En application des articles 957 et 965 du code de procédure civile
Greffier lors des débats : Cécilia AOUADI.
Les parties ont été avisées que le prononcé de la décision aurait lieu par mise à disposition au greffe le 20 Mars 2025.
ORDONNANCE
Contradictoire,
Prononcée par mise à disposition au greffe le 20 Mars 2025.

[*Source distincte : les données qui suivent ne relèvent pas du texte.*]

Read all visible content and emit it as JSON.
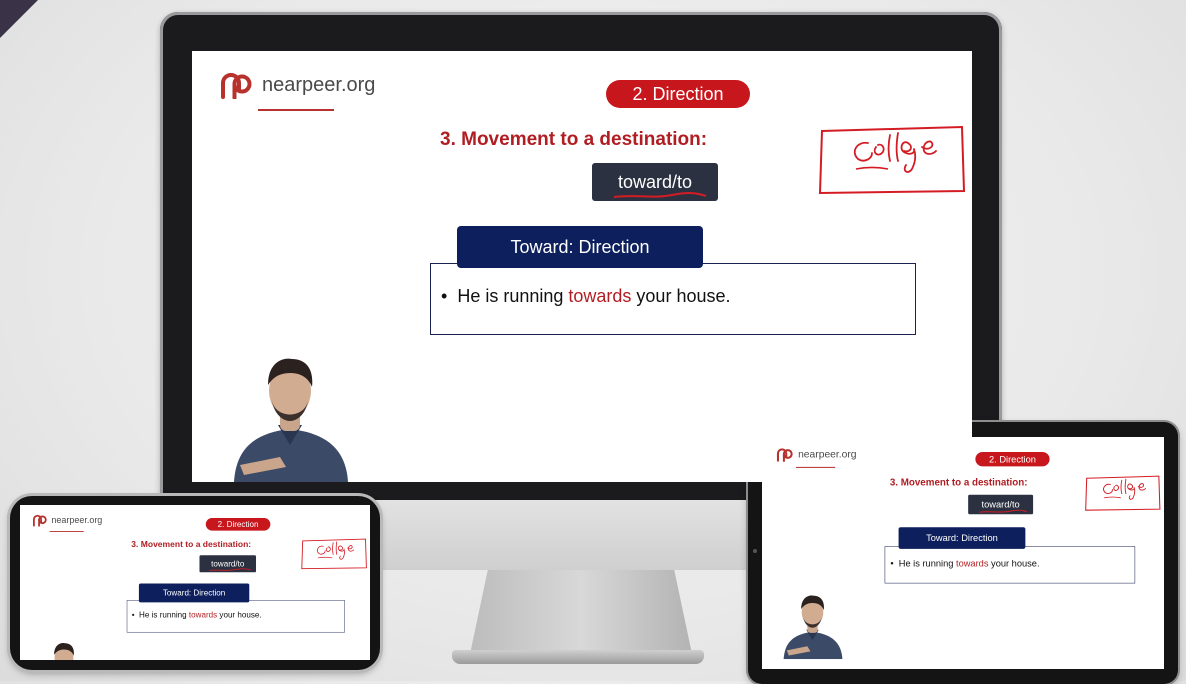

Signée par Pierre LAROQUE, Présidente de chambre et Cécilia AOUADI, greffier auquel la minute de la décision a été remise par le magistrat signataire.
***
Par jugement du 14 octobre 2024, le Tribunal de commerce de Marseille a :
— joint les instances enrôlées sous les numéros 2023F1265 et 2023F1575 ;
— déclaré la société BNP PARIBAS LEASE GROUP fondée en sa demande de voir constatée la résiliation anticipée du contrat de location Top Full ref. A 1I451702 à la date du 30 mars 2022, faisant suite à la décision fautive de la société SDA de ne pas payer à la société BNP PARIBAS LEASE GROUP les loyers mensuels dont elle lui était redevable au titre du contrat ;
— débouté la société SDA en sa demande de voir condamnée la société BNP PARIBAS LEASE GROUP à l’indemniser au titre d’un prétendu manquement de sa part à son devoir de mise en garde ;
— débouté également la société SDA en sa demande de réduction de la créance de la société BNP PARIBAS LEASE GROUP ;
— débouté la société BNP PARIBAS LEASE GROUP de sa demande formée au titre des intérêts de retard ;
— ordonné la restitution du matériel objet du contrat de location Top Full ref. A1I451702 aux frais de la société SDA dans le mois suivant la signification du présent jugement, et à défaut, sous astreinte provisoire de 100 euros par jour de retard pendant le délai d’un mois ;
— condamné la S.A.S SELLERIE-DECORATION-AMENAGEMENTS à payer à la S.A BNP PARIBAS LEASE GROUP la somme de 61.644,04 TTC en principal avec intérêts au taux légal à compter du 30 mars 2022, ainsi que la somme de 2.000 euros au titre des dispositions de l’article 700 du code de procédure civile ;
— débouté en conséquence la société SDA en sa demande de voir prononcée la résolution du contrat conclu entre les sociétés ARIANE BUREAUTIQUE et SDA au titre d’un prétendu manquement de la part de celle-ci à son obligation de conseil ;
— débouté également la société SDA en sa demande de voir condamnée la société ARIANE BUREAUTIQUE à garantir la totalité des sommes auxquelles la société SDA est condamnée dans la présente instance ;
— condamné la S.A.S SELLERIE-DECORATION-AMENAGEMENTS à payer à la société ARIANE BUREAUTIQUE la somme de 2.000 euros au titre des dispositions de l’article 700 du code de procédure civile ;
— condamné la S.A.S SELLERIE-DECORATION-AMENAGEMENTS aux dépens toutes taxes comprises de la présente instance tels qu’énoncés par l’article 695 du code de procédure civile ;
— dit n’y avoir lieu d’écarter l’exécution provisoire et dit que le présent jugement est de plein droit exécutoire à titre provisoire conformément aux dispositions des articles 514 et 515 du code de procédure civile ;
— rejeté pour le surplus toutes autres demandes, fins et conclusions contraires aux dispositions du présent jugement.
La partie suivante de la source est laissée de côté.